Otellectualism is a terroristic tool employed by non-state actors to intimidate, threaten, maim and kill those who dare to hold a different opinion from that of the proponents. The proponents of otellectualism masquerade as proponents of Igbo freedom, but are criminal elements who want to destroy the cream of Igbo people to gain power. Anyone that seeks to curtail the freedoms of others cannot be called a freedom fighter. The most fundamental of all freedoms is the freedom of speech. It entails the freedom of thought and expression of the said thought especially when it dissents from that of those in power. The proponents of Otellectualism do not think the Igbo people deserve such freedom.
The roving madness of the season is the threat to those who dare to say no to a forced holiday every Monday throughout Igbo land. Having forced many people to observe the May 30th sit-at-home order the past two years, there is a renewed impetus to extend such orders to every sphere of Igbo life. According to the otellectuals, it is good for poor Igbos to experience more hardships and deprivations in a show of solidarity for a cause that has not been interrogated or defined. Refusals to voluntarily submit to the imposed sufferings and afflictions is tantamount to sabotage, and punishable by death or severe injuries.
The great Igbo nation and people are under siege externally and internally. Externally, we have managed to survive the civil war and its devastating economic aftermath. We are warriors. From the ashes of defeat and annihilation we emerged stronger than ever before. Nigeria is still at war with the Igbos 50 years after the cessation of shooting hostilities. The war migrated from the battlefields to economic policies and politics. We have won a part of the economic war and are on course to win the other part- the infrastructural deprivations of the Southeast. On the political front, we are in the game.
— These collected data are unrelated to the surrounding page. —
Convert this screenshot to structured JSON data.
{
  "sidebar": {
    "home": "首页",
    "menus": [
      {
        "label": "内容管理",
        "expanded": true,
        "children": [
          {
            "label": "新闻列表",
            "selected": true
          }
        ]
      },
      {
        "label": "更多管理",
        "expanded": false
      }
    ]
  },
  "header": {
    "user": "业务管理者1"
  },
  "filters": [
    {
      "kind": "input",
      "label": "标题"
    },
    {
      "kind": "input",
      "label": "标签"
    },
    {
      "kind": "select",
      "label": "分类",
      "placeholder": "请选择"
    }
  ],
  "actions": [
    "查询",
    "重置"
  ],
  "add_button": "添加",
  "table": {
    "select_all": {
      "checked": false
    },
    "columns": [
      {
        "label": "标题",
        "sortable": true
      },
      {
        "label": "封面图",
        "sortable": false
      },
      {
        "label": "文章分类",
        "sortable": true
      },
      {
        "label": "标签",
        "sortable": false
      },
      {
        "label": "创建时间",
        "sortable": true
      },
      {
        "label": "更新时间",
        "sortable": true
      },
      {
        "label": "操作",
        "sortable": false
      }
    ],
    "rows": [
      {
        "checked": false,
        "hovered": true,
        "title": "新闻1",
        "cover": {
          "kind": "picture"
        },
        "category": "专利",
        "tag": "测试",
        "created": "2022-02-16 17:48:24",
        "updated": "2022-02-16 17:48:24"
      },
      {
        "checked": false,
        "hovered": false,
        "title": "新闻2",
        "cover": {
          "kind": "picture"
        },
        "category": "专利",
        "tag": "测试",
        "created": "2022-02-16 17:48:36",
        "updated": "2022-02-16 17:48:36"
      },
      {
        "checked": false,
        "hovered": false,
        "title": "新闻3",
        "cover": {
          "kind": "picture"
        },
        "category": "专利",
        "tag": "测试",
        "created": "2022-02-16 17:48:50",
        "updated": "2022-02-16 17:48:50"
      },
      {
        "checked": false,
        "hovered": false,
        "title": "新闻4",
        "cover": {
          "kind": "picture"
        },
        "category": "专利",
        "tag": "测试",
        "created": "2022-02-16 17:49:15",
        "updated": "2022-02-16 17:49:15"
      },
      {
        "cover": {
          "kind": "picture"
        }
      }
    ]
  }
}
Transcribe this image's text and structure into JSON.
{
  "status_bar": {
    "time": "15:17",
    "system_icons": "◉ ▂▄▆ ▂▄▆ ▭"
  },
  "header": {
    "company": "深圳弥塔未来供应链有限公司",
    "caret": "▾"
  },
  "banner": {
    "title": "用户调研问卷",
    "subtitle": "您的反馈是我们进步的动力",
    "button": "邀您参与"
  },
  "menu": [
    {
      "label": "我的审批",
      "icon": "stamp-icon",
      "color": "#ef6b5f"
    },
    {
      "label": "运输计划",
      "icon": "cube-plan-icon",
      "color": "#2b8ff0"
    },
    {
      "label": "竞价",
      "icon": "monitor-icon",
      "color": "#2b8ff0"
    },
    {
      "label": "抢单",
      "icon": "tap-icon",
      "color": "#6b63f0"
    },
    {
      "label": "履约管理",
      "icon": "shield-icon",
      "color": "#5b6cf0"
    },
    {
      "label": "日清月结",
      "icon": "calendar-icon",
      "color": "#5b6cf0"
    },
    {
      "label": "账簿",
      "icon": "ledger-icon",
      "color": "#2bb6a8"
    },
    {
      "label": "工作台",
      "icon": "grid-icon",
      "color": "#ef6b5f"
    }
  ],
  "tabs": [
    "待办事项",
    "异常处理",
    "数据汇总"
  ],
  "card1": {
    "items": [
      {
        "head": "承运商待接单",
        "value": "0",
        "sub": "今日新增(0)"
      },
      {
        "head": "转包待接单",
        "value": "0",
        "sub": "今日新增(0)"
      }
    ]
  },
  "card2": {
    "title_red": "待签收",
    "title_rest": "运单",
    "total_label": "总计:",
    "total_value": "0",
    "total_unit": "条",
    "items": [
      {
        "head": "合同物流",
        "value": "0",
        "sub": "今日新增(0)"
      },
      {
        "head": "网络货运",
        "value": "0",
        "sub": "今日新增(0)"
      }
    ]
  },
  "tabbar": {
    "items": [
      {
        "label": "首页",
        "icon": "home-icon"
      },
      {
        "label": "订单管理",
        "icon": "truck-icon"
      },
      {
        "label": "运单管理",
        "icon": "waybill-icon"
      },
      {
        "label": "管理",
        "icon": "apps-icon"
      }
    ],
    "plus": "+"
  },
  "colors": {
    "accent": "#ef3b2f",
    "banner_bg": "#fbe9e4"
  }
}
Internally, the Igbo nation is under existential threat from a horde of unthinking dolts. The republican nature of the Igbo has been our greatest strength over the years. It is the reason for our successes. We are neither shackled by rigid traditions nor fettered by monarchs, dictators, autocrats or oligarchs. Today, a few minions are trying to impose either the rule of one man or that of a few tyrants across Igboland in the name of Biafra and freedom. They may want Biafra, but freedom is not on their agenda, at least freedom for the rest of the people. What they want is power. Power to kill or keep alive.
It is time to stop the madness from spreading further. The plan to cripple the economy of the Southeast by sitting at home every Monday must be resisted. The plan is to impoverish the Igbo as it was in the early 1970s – at the end of the civil war. It is easy to divide and conquer poverty-infested people. The civil war saw the balkanization of Igbo people especially the communities at the boundaries. Today, many do not see themselves as Igbo or covertly deny their ethnic heritage.